Microsoft Defender for Endpoint is a unified platform for preventative protection, post-breach detection, automated investigation, and response. Defender for Endpoint protects endpoints from cyber threats, detects advanced attacks and data breaches, automates security incidents, and improves security posture.
Enable your users to access cloud services and on-premises applications with ease and enable modern management capabilities for all devices. For more information, see Secure your remote workforce.
Microsoft Defender for Endpoint
Threat & vulnerability management
This built-in capability uses a game-changing risk-based approach to the discovery, prioritization, and remediation of endpoint vulnerabilities and misconfigurations.
- Threat & vulnerability management overview
- Get started
- Access your security posture
- Improve your security posture and reduce risk
- Understand vulnerabilities on your devices
Attack surface reduction
The attack surface reduction set of capabilities provide the first line of defense in the stack. By ensuring configuration settings are properly set and exploit mitigation techniques are applied, these set of capabilities resist attacks and exploitation.
- Hardware based isolation
- Application control
- Device control
- Exploit protection
- Network protection, web protection
- Controlled folder access
- Network firewall
- Attack surface reduction rules
To further reinforce the security perimeter of your network, Microsoft Defender for Endpoint uses next-generation protection designed to catch all types of emerging threats.
- Behavior monitoring
- Cloud-based protection
- Machine learning
- URL Protection
- Automated sandbox service
Endpoint detection and response
Endpoint detection and response capabilities are put in place to detect, investigate, and respond to intrusion attempts and active breaches. With Advanced hunting, you have a query-based threat-hunting tool that lets your proactively find breaches and create custom detections.
- Historical endpoint data
- Response orchestration
- Forensic collection
- Threat intelligence
- Advanced detonation and analysis service
- Advanced hunting
Automated investigation and remediation
In addition to quickly responding to advanced attacks, Microsoft Defender for Endpoint offers automated investigation and remediation capabilities that help reduce the volume of alerts in minutes at scale.
- Get an overview of automated investigation and remediation
- Learn about automation levels
- Configure automated investigation and remediation in Defender for Endpoint
- Visit the Action center to see remediation actions
- Review remediation actions following an automated investigation
Microsoft Threat Experts
Microsoft Defender for Endpoint's new managed threat hunting service provides proactive hunting, prioritization, and additional context and insights. Microsoft Threat Experts further empowers Security Operation Centers (SOCs) to identify and respond to threats quickly and accurately.
- Targeted attack notification
- Configure your Microsoft 365 Defender managed hunting service
Centralized configuration and administration, APIs
Integrate Microsoft Defender for Endpoint into your existing workflows.

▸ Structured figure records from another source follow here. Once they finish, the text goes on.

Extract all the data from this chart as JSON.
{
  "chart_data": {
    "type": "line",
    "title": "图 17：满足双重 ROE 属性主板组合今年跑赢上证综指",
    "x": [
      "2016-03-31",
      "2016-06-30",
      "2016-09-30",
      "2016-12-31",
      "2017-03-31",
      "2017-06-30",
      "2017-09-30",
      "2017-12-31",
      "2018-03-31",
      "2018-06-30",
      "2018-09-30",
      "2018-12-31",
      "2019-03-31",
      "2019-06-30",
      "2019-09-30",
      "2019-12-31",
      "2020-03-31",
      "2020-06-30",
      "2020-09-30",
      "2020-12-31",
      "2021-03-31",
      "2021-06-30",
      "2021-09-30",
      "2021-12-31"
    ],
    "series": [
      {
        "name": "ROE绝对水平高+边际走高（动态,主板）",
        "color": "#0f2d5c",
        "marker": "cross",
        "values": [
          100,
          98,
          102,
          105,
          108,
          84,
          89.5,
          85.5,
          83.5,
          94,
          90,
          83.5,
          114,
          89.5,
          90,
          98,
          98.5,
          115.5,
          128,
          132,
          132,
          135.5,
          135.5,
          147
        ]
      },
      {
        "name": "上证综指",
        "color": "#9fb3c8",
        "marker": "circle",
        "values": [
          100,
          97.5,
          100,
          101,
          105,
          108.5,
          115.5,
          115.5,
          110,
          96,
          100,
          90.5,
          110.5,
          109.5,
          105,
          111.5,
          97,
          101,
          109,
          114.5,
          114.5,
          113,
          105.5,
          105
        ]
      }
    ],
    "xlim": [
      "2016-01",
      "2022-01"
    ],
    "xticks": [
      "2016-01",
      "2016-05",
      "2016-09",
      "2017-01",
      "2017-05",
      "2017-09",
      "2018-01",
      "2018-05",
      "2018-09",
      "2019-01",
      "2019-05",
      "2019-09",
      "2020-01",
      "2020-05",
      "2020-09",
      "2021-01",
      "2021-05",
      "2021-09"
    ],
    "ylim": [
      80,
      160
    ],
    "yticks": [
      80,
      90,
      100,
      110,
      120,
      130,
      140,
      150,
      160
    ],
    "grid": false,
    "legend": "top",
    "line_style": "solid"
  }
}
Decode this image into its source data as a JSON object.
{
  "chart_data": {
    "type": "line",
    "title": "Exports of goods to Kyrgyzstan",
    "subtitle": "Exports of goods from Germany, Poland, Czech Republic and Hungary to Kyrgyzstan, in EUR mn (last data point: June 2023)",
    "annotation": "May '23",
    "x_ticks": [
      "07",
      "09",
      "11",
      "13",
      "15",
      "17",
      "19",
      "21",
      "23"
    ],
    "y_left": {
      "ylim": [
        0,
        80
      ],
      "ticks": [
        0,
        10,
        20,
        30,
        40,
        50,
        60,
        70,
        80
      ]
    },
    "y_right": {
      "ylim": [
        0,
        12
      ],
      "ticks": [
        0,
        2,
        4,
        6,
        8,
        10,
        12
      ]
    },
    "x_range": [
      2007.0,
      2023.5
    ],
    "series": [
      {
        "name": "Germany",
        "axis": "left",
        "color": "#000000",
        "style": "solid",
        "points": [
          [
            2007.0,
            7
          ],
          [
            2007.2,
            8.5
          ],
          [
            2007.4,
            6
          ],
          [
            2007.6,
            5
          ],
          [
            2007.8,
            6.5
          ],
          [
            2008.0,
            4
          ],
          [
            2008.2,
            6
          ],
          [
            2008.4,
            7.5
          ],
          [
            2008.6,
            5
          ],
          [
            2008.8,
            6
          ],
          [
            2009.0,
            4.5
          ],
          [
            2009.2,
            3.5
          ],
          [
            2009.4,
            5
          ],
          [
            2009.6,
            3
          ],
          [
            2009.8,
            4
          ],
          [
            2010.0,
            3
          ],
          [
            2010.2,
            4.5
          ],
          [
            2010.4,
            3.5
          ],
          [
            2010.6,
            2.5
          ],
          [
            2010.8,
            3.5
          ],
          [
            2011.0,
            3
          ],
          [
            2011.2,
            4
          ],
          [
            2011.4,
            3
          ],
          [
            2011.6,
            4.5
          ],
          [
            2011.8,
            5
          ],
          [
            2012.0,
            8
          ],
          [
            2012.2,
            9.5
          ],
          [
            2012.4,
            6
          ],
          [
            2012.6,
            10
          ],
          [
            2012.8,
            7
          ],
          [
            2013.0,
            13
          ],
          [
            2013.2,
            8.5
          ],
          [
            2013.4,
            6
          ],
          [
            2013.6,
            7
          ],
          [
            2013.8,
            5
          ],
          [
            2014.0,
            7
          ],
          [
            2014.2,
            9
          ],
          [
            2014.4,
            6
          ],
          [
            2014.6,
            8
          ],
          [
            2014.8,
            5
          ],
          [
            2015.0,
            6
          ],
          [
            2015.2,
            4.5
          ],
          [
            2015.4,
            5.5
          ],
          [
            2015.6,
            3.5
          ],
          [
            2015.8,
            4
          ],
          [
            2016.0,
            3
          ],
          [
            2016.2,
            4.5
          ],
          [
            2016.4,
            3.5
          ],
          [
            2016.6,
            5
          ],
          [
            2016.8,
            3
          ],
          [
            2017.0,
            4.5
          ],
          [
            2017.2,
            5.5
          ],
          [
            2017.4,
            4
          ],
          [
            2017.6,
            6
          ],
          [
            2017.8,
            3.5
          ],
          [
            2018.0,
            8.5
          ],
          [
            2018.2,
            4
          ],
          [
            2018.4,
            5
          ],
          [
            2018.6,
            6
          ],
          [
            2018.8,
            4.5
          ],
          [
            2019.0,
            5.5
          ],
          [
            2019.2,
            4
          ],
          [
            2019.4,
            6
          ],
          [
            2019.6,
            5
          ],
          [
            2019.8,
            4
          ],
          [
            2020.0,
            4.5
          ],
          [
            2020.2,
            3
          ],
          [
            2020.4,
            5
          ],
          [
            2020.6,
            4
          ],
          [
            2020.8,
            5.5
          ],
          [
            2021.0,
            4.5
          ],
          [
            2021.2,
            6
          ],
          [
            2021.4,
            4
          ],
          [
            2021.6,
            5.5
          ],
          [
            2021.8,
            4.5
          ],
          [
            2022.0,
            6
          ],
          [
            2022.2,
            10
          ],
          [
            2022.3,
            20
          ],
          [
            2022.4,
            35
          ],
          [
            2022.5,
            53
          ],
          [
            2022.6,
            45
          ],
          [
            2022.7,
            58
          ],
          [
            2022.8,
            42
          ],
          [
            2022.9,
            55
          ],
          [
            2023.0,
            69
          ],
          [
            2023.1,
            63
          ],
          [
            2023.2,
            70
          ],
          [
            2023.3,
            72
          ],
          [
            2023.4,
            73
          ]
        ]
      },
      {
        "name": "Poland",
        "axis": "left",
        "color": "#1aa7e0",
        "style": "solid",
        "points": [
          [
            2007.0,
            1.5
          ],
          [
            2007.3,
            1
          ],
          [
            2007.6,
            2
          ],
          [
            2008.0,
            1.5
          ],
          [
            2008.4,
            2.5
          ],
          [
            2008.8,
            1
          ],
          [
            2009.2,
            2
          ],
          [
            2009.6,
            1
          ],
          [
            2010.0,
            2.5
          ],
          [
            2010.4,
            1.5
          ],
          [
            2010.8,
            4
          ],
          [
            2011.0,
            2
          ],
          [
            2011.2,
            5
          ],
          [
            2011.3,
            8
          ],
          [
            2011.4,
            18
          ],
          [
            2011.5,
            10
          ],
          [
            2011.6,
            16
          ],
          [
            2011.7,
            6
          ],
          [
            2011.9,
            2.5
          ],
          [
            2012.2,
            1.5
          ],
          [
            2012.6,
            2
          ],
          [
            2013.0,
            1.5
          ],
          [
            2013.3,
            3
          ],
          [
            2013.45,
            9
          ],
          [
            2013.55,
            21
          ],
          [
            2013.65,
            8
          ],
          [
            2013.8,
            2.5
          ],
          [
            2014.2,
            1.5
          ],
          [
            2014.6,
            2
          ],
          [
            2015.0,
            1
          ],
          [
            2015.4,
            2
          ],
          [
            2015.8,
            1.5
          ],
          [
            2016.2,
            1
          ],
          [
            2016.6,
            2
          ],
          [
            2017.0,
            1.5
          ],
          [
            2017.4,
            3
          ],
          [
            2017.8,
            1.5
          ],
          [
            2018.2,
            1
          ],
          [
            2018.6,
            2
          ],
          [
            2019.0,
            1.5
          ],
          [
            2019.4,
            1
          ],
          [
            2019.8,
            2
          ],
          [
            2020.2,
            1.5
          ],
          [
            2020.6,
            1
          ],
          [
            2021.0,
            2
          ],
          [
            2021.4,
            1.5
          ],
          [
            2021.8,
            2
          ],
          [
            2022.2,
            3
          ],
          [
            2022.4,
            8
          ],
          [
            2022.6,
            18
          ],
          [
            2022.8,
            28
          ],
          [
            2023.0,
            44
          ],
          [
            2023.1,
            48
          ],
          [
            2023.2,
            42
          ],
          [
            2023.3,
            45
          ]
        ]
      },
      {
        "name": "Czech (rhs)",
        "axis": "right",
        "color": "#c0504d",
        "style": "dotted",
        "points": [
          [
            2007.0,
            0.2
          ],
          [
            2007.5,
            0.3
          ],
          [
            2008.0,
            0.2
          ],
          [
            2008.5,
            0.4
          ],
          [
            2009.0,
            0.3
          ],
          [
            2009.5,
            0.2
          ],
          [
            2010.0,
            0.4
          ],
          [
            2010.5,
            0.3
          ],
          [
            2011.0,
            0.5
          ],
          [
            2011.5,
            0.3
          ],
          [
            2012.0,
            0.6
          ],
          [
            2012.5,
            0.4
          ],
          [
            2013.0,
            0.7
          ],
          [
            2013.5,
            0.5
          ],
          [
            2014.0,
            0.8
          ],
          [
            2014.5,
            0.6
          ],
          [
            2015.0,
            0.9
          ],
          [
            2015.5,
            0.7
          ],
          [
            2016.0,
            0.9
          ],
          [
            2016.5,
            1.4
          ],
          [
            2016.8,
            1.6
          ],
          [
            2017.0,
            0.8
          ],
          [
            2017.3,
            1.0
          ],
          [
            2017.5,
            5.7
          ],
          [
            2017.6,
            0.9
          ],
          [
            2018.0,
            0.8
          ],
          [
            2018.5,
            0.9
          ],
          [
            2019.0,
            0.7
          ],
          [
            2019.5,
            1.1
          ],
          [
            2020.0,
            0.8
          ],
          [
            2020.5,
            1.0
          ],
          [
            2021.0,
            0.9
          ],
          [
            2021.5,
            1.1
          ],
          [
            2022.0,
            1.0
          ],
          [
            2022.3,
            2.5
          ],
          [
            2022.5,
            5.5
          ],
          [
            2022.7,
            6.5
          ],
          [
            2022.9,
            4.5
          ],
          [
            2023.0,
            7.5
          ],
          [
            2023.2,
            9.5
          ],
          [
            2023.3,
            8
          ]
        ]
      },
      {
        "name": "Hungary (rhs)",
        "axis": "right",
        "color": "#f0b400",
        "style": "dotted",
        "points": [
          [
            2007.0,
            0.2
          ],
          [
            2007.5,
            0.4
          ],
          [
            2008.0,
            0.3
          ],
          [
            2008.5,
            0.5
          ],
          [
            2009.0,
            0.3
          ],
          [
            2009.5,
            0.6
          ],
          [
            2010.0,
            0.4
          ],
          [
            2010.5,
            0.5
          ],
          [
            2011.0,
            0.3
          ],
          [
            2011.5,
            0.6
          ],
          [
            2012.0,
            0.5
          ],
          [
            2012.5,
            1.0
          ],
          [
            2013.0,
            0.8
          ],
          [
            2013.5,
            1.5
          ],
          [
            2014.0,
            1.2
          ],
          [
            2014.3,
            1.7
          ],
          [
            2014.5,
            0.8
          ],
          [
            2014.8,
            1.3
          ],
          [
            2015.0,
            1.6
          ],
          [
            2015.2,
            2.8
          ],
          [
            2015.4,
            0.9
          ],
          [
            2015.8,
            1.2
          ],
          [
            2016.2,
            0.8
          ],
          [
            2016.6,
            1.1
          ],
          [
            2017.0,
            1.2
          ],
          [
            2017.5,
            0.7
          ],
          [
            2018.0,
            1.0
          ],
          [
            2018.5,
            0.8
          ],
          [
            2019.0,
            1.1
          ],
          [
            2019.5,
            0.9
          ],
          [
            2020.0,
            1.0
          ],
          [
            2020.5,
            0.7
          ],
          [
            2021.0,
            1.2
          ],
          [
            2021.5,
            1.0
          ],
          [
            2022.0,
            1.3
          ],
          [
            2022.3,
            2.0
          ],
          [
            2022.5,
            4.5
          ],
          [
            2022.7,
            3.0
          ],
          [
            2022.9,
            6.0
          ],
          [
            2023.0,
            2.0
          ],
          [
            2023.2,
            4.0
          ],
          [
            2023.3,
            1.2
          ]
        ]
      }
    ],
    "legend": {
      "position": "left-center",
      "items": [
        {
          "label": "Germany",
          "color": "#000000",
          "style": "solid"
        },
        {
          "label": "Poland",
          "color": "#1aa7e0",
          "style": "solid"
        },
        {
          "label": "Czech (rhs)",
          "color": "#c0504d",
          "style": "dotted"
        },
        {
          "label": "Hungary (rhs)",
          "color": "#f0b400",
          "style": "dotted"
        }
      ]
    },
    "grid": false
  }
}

- API and SIEM integration
- Exposed APIs
- Role-based access control (RBAC)
- Reporting and trends
Integration with Microsoft solutions
Microsoft Defender for Endpoint directly integrates with various Microsoft solutions, including:
- Microsoft Defender for Office 365
- Microsoft Defender for Identity
- Azure Defender
- Skype for Business
- Microsoft Cloud App Security
Microsoft 365 Defender
With Microsoft 365 Defender, Microsoft Defender for Endpoint and various Microsoft security solutions form a unified pre- and post-breach enterprise defense suite that natively integrates across endpoint, identity, email, and applications to detect, prevent, investigate, and automatically respond to sophisticated attacks.